LD 1451: Mandatory disclosures of private information as a condition of employment


Are you a public employee? Public sector labor unions in Maine want access to your personal information, regardless of whether you’re a member of the union. They would be granted exclusive access to this information under LD 1451, a bill sponsored by Rep. William Pluecker that would give this information to unions without giving you an opportunity to opt out of the disclosure.  

Make no mistake, LD 1451 is being introduced in response to the Supreme Court’s decision in Janus v. AFSCME that struck down “fair share” or agency fees and gave public employees a choice whether to financially support a union.

Under LD 1451, unions would get access to all names, home addresses, telephone numbers, personal email addresses and birth dates of municipal, state, judicial and University of Maine system employees. This information would be disseminated regardless of whether a worker chooses to join a union. There is no mechanism in the law for a public employee to opt out of the union having access to their personal information; a public employee could not prevent their employer from disclosing this information to the union under the bill.

The measure also requires employers to give public-sector labor unions a space to meet with employees, a right to meet with new employees for a minimum of 30 minutes during work hours and the right to use the employer’s email system to communicate with employees.

Giving unions exclusive access to employees’ information while excluding it from outside organizations is a purely political move that undermines the First Amendment rights of public employees.

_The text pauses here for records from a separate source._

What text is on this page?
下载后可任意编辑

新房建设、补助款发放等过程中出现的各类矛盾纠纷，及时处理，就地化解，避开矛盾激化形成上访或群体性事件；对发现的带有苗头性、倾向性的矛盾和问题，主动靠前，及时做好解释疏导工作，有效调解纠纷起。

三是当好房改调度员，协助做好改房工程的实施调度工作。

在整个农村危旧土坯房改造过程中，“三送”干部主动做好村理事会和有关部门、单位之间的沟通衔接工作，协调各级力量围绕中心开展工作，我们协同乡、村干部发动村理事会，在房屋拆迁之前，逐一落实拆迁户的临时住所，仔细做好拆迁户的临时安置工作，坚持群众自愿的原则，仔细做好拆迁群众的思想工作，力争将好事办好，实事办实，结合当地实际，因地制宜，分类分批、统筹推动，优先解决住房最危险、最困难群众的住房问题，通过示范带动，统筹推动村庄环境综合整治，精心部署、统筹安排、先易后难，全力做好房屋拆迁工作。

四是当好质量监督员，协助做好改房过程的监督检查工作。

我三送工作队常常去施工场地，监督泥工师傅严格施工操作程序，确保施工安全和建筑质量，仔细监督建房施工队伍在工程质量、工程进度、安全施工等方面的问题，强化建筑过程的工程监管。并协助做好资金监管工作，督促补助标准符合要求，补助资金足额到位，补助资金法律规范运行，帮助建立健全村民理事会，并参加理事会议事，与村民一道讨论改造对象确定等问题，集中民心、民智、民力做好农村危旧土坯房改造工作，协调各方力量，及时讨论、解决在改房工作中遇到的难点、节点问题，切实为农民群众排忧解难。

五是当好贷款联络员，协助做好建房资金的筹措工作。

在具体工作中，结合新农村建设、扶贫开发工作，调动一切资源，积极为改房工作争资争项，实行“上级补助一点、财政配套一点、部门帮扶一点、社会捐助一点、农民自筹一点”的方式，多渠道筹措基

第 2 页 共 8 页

In response to Janus, a number of organizations have been created to inform public employees of their rights under the decision, including My Pay My Say and Workers Choose. The passage of LD 1451 would prevent outside organizations from educating public employees about their constitutional right to opt-out of paying dues and agency fees.

Instead of giving employees a choice, LD 1451 would help unions establish a monopoly over public employees’ personal information, regardless of whether a public employee wants this information to be accessible to a union. This begs the question: Why would we allow public-sector unions to have exclusive access to public employees’ private information? The answer is simple: Public-sector unions do not want public employees to know they have a choice. They don’t want workers to learn how to opt-out of paying dues, or that they can no longer be forced to pay agency fees under the Janus decision.

This tactic is far from being new. Within two weeks of the Janus ruling, Governor Andrew Cuomo of New York signed an executive order to prevent public entities from sharing public employees’ contact information with education groups. In essence, Gov. Cuomo did not want efforts like My Pay My Say or Workers Choose to reach public employees in his state. LD 1451 would have the same effect in Maine.

Despite the Janus ruling, lawmakers this session have already neglected to remove provisions from Title 26 that require public employees in Maine to pay agency fees. Maine law is currently in violation of federal labor law, and lawmakers should move to strike agency fees from Maine statute. Pro-union sentiment in the legislature should not trump the Supremacy Clause of the United States Constitution.

LD 1451 is not pro-worker; it totally disregards the wishes of public employees. This bill only serves the interests of labor unions who fear public employees will exercise their newfound constitutional rights under the Janus decision.

At its core, LD 1451 is an attempt to work around the Janus ruling by giving public employees’ contact information to unions without employees’ consent, and withholding the same information from other groups that have an interest in informing employees of their rights under Janus.